Airlines give many reasons for refusing to let you board, but none stir as much debate as this: how you’re dressed.
A woman flying from Las Vegas on Southwest this spring says she was confronted by an airline employee for showing too much cleavage. In another recent case, an American Airlines pilot lectured a passenger because her T-shirt bore a four-letter expletive. She was allowed to keep flying after draping a shawl over the shirt.
Both women told their stories to sympathetic bloggers, and the debate over what you can wear in the air went viral.
It’s not always clear what’s appropriate. Airlines don’t publish dress codes, and that can leave passengers guessing how far to push fashion boundaries. Every once in a while the airline says: Not that far.
"It’s like any service business. If you run a family restaurant and somebody is swearing, you kindly ask them to leave," said Kenneth Quinn, an aviation lawyer and former chief counsel at the Federal Aviation Administration.
The American Airlines passenger, who declined to be interviewed, works for an abortion provider. Supporters suggested that she was singled out because her T-shirt had an abortion-rights slogan.
A spokesman for American says the passenger was asked to cover up "because of the F-word on the T-shirt." He said that the airline isn’t taking sides in the abortion debate.
Last week, Arijit Guha, a graduate student at Arizona State University, was barred from a Delta flight in Buffalo because of a T-shirt that mocked federal security agents and included the words, "Terrists gonna kill us all." He says the shirt was satirical and he wore it to protest what he considers racial profiling.
American and Delta are within their rights to make the passengers change shirts even if messages are political, says Joe Larsen, a First Amendment lawyer from Houston.

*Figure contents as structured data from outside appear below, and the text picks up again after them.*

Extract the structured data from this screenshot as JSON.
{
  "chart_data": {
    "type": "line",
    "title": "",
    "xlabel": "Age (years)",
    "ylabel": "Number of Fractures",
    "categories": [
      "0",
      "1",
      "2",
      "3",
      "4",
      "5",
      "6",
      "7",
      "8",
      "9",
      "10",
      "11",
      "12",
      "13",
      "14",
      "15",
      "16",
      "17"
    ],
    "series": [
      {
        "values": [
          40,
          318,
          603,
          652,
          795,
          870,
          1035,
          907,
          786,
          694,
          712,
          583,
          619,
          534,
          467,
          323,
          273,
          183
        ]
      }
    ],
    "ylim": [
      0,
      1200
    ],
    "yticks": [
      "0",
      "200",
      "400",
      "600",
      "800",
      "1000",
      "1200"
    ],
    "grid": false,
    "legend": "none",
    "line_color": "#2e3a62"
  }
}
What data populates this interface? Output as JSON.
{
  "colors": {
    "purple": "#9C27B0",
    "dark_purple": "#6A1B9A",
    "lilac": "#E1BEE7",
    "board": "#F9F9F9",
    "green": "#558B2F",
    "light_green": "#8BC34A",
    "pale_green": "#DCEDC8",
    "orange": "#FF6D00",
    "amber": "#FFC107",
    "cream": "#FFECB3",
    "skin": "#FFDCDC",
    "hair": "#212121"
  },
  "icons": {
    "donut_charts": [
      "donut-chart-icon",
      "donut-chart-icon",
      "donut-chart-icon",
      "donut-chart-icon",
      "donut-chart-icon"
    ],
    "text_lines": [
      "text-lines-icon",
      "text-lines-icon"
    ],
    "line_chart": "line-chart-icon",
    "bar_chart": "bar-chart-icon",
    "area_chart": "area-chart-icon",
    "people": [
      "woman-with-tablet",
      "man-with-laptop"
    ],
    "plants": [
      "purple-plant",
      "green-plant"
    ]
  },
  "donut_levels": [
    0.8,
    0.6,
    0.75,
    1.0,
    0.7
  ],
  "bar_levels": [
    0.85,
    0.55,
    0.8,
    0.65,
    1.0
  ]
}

The First Amendment prohibits government from limiting a person’s free-speech rights, but it doesn’t apply to rules set by private companies, Larsen says.
In short, since airlines and their planes are private property and not a public space, crews can tell you what to wear.
In the early years of jet travel, passengers dressed up and confrontations over clothing were unimaginable. They’re still rare,but when showdowns happen, they gain more attention as aggrieved passengers complain online. It’s unwelcome publicity for airlines, which already rate near the bottom of all industries when it comes to customer satisfaction.
Critics complain that airlines enforce clothing standards inconsistently. The lack of clear rules leaves decisions to the judgment of individual airline employees.
An informal survey of passengers at Dallas-Fort Worth International Airport found much support for limits on clothing.
"It’s an unspoken rule that when you go out in public, you should be respectful," said John Gordon, who just graduated from film school in Florida and was dressed in khaki shorts and a T-shirt.
But Leigh Ann Epperson, a corporate lawyer who had just flown in from Tokyo, said she wouldn’t be bothered if another passenger’s shirt bore the F-word.
"If people are paying the price for their tickets, they should be able to wear what they want," says Epperson, who wore a black sweater over a low-cut blouse, black slacks and wedge-type heels.